The figures/ folder contains all the plots generated throughout the experiments. The folders lr_rank_experiment/, ctx_len_experiment/, and final_model/ store the best model outputs for each run, including the LoRA state, LM head bias and the corresponding validation inference metrics. The .pt files could be loaded into base models using load_lora_weights and lm_head.bias.data.copy_.
The src/ directory includes utility code used across different stages of the project - such as data preprocessing, FLOPS counting, and model wrappers - serving as a central toolkit.
tables/ contains the MSE and MAE values obtained from the evaluate_inference() function under different hyperparameter configurations.
To download this repository, run:
git clone https://gitlab.developers.cam.ac.uk/phy/data-intensive-science-mphil/assessments/m2_coursework/yz929.gitYou can install the dependencies using either Conda or pip.
Using Conda
conda env create -f environment.yml
conda activate m2_envTo deactivate:
conda deactivateUsing pip
pip install -r requirements.txtNote: PyTorch is installed via pip because conda packages are no longer officially supported.
- If you have an NVIDIA GPU, pip will try to install the appropriate CUDA version automatically.
- If you want to ensure compatibility or manually choose a version, visit: https://pytorch.org/get-started/locally/
To install with specific CUDA version (e.g., 11.8), run:
pip install torch torchvision torchaudio --index-url https://download.pytorch.org/whl/cu118If you are using CPU only:
pip install torch torchvision torchaudioAfter setting up the environment and wandb API, you can run the Python notebooks after changing directories and wandb parameters of your own.
All required data files are included in the data/ directory - no external download is necessary.
Sphinx-based automatic documentation for the image processing toolkit is located at:
docs/_build/html/index.htmlYou can open this file in a browser to explore the full API reference and module descriptions.
The report is written in LaTeX and located inside the report/ directory.
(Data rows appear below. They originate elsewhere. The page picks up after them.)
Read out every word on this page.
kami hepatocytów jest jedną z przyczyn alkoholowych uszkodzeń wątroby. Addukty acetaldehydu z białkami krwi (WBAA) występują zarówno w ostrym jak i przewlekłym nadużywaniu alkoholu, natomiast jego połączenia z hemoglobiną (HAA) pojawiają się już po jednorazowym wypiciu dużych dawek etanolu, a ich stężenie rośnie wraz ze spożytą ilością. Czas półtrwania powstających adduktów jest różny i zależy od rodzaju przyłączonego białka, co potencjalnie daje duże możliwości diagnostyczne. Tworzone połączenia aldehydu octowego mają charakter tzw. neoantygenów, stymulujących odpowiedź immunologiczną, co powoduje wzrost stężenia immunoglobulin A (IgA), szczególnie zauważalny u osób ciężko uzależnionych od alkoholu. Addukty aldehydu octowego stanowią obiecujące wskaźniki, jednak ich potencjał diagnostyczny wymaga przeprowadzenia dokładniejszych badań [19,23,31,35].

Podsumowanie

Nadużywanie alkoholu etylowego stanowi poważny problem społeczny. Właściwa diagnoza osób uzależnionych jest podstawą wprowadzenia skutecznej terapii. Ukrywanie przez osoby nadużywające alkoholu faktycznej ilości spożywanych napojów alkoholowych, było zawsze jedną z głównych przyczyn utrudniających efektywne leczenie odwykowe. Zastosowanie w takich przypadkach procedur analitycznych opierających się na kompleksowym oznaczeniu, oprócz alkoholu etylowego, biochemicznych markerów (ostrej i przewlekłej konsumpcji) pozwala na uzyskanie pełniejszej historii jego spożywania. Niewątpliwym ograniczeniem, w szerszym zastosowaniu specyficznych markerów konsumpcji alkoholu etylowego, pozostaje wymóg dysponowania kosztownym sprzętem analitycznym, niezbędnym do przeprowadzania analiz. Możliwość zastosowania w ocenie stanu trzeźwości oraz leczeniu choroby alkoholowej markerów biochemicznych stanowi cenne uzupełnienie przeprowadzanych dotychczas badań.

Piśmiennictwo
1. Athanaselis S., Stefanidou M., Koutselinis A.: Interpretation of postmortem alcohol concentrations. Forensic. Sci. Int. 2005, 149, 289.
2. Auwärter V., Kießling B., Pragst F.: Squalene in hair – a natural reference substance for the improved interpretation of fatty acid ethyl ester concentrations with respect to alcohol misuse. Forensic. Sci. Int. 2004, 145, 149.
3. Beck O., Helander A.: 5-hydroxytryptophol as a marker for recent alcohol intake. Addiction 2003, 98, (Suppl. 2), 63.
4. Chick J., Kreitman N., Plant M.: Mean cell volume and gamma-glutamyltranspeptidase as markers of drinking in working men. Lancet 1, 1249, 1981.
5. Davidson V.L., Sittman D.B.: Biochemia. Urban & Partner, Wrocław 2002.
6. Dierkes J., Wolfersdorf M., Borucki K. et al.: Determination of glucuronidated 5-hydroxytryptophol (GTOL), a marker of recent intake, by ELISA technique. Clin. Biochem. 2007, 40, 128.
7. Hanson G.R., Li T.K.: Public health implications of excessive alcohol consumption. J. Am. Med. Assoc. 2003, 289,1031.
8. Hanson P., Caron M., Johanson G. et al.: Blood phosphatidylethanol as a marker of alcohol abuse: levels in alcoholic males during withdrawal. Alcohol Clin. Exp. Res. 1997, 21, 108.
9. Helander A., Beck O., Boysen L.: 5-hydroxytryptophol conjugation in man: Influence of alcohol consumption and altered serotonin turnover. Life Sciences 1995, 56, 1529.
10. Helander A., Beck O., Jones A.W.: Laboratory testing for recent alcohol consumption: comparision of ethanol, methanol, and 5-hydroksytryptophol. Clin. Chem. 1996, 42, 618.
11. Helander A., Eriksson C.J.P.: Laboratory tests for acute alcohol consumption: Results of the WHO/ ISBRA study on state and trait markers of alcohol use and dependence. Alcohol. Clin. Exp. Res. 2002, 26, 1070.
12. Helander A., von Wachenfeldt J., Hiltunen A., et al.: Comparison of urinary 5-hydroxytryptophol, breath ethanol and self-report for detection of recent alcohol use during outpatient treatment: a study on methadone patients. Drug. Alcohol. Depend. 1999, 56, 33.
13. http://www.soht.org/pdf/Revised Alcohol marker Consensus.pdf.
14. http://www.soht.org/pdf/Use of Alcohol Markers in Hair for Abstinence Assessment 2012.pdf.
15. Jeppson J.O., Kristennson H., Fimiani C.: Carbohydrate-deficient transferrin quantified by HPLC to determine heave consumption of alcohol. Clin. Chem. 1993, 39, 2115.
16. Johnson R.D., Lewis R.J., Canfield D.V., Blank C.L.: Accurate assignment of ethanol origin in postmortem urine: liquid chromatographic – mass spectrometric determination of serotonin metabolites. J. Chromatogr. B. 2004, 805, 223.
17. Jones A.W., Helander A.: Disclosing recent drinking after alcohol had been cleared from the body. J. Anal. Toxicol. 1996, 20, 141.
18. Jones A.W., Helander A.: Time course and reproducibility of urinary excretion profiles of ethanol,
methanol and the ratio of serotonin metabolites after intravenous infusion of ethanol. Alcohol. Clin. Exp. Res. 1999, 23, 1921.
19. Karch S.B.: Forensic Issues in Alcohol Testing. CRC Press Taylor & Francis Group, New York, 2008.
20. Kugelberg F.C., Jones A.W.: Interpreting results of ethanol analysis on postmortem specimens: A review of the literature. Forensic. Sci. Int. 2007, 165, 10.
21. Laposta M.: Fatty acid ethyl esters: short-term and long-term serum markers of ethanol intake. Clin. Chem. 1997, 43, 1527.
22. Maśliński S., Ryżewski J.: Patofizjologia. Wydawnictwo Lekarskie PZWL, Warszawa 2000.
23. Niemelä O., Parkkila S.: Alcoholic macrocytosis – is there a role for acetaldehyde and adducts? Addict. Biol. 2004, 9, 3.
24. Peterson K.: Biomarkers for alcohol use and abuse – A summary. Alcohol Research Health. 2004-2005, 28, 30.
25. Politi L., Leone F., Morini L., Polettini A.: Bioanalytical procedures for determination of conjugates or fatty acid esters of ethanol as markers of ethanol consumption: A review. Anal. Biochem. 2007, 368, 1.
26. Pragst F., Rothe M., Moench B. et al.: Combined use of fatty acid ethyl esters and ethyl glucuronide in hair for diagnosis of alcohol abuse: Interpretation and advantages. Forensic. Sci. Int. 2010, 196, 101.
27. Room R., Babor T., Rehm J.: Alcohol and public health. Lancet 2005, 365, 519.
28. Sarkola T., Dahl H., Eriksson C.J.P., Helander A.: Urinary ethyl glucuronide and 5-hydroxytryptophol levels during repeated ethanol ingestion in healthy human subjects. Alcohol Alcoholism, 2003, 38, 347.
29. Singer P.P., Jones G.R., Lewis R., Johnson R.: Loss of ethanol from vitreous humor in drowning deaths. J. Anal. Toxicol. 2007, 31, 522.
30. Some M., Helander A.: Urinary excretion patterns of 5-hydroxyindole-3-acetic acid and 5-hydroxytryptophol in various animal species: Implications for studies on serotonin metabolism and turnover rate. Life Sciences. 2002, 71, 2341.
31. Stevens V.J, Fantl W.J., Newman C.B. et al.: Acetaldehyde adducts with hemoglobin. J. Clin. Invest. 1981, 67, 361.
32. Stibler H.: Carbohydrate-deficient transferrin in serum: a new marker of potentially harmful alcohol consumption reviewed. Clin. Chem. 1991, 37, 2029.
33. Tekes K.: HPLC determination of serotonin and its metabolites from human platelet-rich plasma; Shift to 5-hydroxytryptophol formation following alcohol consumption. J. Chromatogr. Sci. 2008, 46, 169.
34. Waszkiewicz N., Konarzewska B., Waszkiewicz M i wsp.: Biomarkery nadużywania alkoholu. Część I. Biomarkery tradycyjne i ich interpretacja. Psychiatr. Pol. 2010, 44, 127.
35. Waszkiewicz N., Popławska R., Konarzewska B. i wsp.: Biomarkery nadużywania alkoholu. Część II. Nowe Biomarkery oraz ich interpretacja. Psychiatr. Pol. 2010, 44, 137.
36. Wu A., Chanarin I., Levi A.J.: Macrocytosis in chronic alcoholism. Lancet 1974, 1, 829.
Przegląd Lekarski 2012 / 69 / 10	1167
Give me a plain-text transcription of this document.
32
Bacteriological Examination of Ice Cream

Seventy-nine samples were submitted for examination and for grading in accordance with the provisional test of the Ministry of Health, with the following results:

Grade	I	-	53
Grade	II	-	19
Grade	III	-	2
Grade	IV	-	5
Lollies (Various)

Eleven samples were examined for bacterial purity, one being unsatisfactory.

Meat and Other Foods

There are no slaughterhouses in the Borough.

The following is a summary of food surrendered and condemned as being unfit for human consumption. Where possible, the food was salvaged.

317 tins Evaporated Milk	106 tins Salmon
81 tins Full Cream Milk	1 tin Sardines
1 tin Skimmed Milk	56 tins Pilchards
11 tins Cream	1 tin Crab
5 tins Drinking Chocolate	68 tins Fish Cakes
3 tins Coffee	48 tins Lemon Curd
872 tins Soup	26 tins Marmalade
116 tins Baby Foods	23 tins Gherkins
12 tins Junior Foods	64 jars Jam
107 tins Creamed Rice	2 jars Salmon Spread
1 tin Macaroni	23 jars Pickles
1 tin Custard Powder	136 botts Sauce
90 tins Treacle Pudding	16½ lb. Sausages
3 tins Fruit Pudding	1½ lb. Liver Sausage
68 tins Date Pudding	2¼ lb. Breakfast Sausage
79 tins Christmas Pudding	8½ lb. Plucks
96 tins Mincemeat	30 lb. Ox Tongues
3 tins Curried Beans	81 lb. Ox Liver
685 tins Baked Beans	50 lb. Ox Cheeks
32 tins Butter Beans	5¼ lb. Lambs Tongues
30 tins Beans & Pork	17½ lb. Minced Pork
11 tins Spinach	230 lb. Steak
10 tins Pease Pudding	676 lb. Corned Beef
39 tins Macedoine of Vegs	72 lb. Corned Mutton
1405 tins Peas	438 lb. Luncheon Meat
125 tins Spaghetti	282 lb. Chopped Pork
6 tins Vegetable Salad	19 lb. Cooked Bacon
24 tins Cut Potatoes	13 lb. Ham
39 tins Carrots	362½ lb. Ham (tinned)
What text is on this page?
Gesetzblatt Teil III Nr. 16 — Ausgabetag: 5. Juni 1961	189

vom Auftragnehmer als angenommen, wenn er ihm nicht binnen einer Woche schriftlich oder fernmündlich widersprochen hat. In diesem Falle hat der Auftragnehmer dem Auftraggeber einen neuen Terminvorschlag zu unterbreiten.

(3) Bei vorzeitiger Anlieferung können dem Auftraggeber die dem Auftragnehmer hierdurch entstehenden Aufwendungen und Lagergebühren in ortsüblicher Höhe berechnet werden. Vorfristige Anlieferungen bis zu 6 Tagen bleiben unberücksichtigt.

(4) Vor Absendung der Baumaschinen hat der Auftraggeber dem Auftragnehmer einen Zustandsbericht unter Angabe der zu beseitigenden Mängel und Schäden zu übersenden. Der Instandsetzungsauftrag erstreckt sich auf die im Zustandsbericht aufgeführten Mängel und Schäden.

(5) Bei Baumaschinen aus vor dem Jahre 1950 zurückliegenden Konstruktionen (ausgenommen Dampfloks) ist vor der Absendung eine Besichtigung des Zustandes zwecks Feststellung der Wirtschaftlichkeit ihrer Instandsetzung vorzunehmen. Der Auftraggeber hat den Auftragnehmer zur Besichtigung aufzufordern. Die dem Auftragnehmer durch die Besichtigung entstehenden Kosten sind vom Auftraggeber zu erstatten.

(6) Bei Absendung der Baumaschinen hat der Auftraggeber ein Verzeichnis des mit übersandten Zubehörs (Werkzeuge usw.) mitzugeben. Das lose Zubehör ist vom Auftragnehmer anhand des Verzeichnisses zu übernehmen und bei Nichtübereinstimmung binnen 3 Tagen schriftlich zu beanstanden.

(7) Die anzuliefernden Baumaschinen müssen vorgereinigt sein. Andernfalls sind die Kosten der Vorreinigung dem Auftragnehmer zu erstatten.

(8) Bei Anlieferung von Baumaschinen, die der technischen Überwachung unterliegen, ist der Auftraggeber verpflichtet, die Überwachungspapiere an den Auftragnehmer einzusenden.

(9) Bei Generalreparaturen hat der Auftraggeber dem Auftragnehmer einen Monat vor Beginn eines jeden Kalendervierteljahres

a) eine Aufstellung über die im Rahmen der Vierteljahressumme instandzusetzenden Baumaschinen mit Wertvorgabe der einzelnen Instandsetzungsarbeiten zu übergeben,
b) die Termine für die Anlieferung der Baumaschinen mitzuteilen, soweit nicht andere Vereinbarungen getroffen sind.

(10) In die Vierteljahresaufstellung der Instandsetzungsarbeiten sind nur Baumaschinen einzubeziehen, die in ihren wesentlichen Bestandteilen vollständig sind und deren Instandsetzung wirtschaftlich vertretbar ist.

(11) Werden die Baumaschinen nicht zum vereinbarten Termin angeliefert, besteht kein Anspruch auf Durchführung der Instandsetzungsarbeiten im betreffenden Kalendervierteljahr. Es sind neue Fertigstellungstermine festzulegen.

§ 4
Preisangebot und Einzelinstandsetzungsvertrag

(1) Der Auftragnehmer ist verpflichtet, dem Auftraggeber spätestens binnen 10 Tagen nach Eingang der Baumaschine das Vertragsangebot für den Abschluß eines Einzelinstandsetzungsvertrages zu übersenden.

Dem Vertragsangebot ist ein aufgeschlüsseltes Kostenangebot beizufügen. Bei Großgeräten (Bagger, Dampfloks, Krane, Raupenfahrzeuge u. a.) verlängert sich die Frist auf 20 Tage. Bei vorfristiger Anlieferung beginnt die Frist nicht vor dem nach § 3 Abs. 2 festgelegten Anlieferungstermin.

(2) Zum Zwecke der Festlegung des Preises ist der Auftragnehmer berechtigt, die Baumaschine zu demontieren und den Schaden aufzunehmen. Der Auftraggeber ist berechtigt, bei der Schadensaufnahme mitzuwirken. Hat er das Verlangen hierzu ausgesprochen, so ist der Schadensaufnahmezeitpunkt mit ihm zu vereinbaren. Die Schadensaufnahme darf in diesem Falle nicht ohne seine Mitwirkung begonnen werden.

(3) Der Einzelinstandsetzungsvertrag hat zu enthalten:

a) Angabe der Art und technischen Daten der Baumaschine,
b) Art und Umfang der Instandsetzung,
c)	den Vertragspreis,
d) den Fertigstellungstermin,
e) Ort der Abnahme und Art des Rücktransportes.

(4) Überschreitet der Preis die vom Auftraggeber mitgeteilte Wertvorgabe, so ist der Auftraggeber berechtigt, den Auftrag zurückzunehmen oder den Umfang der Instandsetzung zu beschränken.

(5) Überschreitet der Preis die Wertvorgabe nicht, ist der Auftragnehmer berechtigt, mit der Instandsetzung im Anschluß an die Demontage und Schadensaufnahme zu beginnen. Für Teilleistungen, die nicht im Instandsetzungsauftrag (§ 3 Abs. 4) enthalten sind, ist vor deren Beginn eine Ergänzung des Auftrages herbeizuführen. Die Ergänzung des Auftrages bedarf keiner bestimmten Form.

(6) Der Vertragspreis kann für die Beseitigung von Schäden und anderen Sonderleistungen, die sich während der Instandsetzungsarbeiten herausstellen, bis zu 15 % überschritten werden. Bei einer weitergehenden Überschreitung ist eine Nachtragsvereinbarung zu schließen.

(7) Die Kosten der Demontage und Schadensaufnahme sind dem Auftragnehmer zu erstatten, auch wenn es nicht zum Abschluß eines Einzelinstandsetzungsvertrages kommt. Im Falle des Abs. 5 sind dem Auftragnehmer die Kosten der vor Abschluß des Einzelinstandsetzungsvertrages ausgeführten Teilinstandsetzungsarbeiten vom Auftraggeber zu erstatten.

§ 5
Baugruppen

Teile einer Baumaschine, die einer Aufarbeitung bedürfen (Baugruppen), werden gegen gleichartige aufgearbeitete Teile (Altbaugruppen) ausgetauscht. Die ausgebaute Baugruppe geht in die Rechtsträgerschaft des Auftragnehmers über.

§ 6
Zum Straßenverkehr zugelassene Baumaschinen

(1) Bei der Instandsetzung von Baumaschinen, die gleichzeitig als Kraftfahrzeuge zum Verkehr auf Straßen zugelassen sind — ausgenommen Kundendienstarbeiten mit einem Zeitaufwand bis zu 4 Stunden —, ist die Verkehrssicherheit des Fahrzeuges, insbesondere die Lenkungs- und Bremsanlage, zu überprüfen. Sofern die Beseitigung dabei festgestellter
The compiled version can be found as main.pdf.
ChatGPT was used to assist in proofreading and formatting the LaTeX report. This included improvements to grammar, clarity, and LaTeX formatting (equations, tables).
All suggestions were critically reviewed and selectively integrated to maintain academic integrity.
This repository is licensed under the MIT License. For more details, see the LICENSE file.